Quelles seront les questions à l'ordre du jour de cette réunion ? «Celle du relèvement du prix d'intervention, bien trop bas aujourd'hui», espère Laurent Pinatel, le porte-parole de la Confédération paysanne. Fixé par l'Union européenne, ce prix minimum garanti permet aux Etats membres, en cas de surproduction, de se porter acheteur de l'excédent de production qu'ils stockent et écoulent à un moindre prix à l'export, afin de soutenir les prix. Pour Yannick Fialip, président de la Fédération départementale des syndicats d'exploitants agricoles (FDSEA) de la Haute-Loire, le retrait de marchandise apparaît aussi comme une priorité. «Outre qu'il permettrait de remonter les cours rapidement, il enverrait aussi un signal fort aux autres acteurs de la filière, et notamment aux spéculateurs qui espèrent encore que les prix baissent et repoussent leur achat». Le 13 juillet, le ministre de l'Agriculture s'était prononcé, lors d'un précédent conseil européen des ministres de l'Agriculture, en faveur d'un relèvement de ce prix d'intervention. Il avait également rappelé «la position constante de la France pour que des outils de régulation soient mis en place à l'échelle européenne afin d'être en capacité collective de prévenir les crises de marchés dans un environnement mondialisé». A cette occasion, Bruxelles avait par ailleurs accepté que ces mesures soient prolongées au-delà du 30 septembre 2015, date à laquelle le dispositif devait s'arrêter.

Un autre sujet pourrait s'inviter à la table des ministres de l'Agriculture : celui de la concurrence au sein de l'Union européenne. Pour la Confédération paysanne, une «harmonisation des normes sociales et fiscales entre pays européens doit être mise à l'ordre du jour et définitivement traitée pour bâtir une Europe solidaire et cohérente.

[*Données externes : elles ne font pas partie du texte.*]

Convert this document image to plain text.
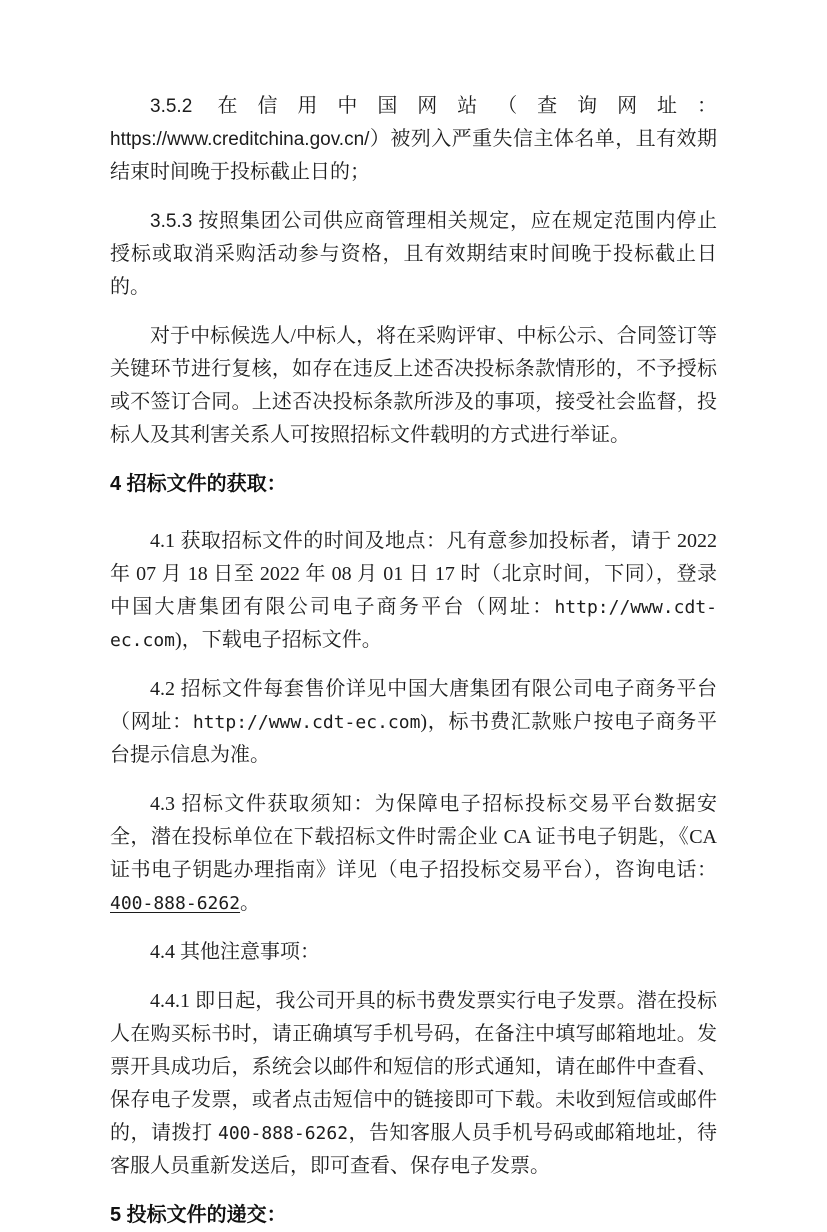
3.5.2 在信用中国网站（查询网址：https://www.creditchina.gov.cn/）被列入严重失信主体名单，且有效期结束时间晚于投标截止日的；

3.5.3 按照集团公司供应商管理相关规定，应在规定范围内停止授标或取消采购活动参与资格，且有效期结束时间晚于投标截止日的。

对于中标候选人/中标人，将在采购评审、中标公示、合同签订等关键环节进行复核，如存在违反上述否决投标条款情形的，不予授标或不签订合同。上述否决投标条款所涉及的事项，接受社会监督，投标人及其利害关系人可按照招标文件载明的方式进行举证。

4 招标文件的获取：

4.1 获取招标文件的时间及地点：凡有意参加投标者，请于 2022 年 07 月 18 日至 2022 年 08 月 01 日 17 时（北京时间，下同），登录中国大唐集团有限公司电子商务平台（网址：http://www.cdt-ec.com)，下载电子招标文件。

4.2 招标文件每套售价详见中国大唐集团有限公司电子商务平台（网址：http://www.cdt-ec.com)，标书费汇款账户按电子商务平台提示信息为准。

4.3 招标文件获取须知：为保障电子招标投标交易平台数据安全，潜在投标单位在下载招标文件时需企业 CA 证书电子钥匙，《CA 证书电子钥匙办理指南》详见（电子招投标交易平台），咨询电话：400-888-6262。

4.4 其他注意事项：

4.4.1 即日起，我公司开具的标书费发票实行电子发票。潜在投标人在购买标书时，请正确填写手机号码，在备注中填写邮箱地址。发票开具成功后，系统会以邮件和短信的形式通知，请在邮件中查看、保存电子发票，或者点击短信中的链接即可下载。未收到短信或邮件的，请拨打 400-888-6262，告知客服人员手机号码或邮箱地址，待客服人员重新发送后，即可查看、保存电子发票。

5 投标文件的递交：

Il faut cesser cette mise en concurrence insupportable entre éleveurs européens.» Ce qui pousse le syndicat à demander «l'arrêt immédiat des négociations des accords de libre-échange». De son côté, la Coordination rurale dénonce une «Politique agricole commune (PAC) prédatrice, des distorsions de concurrence et une réglementation nationale tatillonne qui finiront par tuer l'élevage français».

«Le dumping social de plusieurs pays européens»

Dans une lettre adressée à Stéphane Le Foll, le 23 juillet, Anne Dubedout, ingénieur agronome, s'interroge également sur l'absence des questions de distorsions de concurrence dans le plan d'urgence, «alors que ce sont elles qui rendent très difficiles le maintien des filières d'élevage en France». Dans sa ligne de mire, «le dumping social de plusieurs pays européens et les multiples subventions déguisées versées aux éleveurs allemands au titre de l'installation ou pour favoriser l'investissement dans des unités de méthanisation dans les fermes».

Hasard du calendrier ? Un entretien entre le ministre de l'Agriculture français et son homologue allemand, Christian Schmidt, était justement organisé jeudi. La veille, Stéphane Le Foll, dans un entretien à Libération, soulignait le poids de la concurrence des abattoirs allemands sur la situation des filières françaises, liée à «l'utilisation abusive de la directive détachement, qui permet aux entreprises d'embaucher des salariés étrangers tout en payant des cotisations sociales restreintes calculées sur la réglementation du pays d'origine, et l'absence de Smic jusqu'à récemment en Allemagne.» Pourtant, dans sa missive, Anne Dudebout pointe «l'absence du soutien» du gouvernement français à la plainte pour distorsion de concurrence déposée devant la Commission européenne par un collectif contre le dumping social en Europe créé à l'initiative des acteurs des filières viande française et belge. «Lors du dépôt de plainte, en 2011, l'ancien gouvernement, soucieux de préserver l'axe européen franco-allemand et de ne pas peser sur les négociations de la PAC en 2013, s'était tenu à l'écart, analyse-t-elle. Mais depuis, le gouvernement belge, lui, a porté plainte».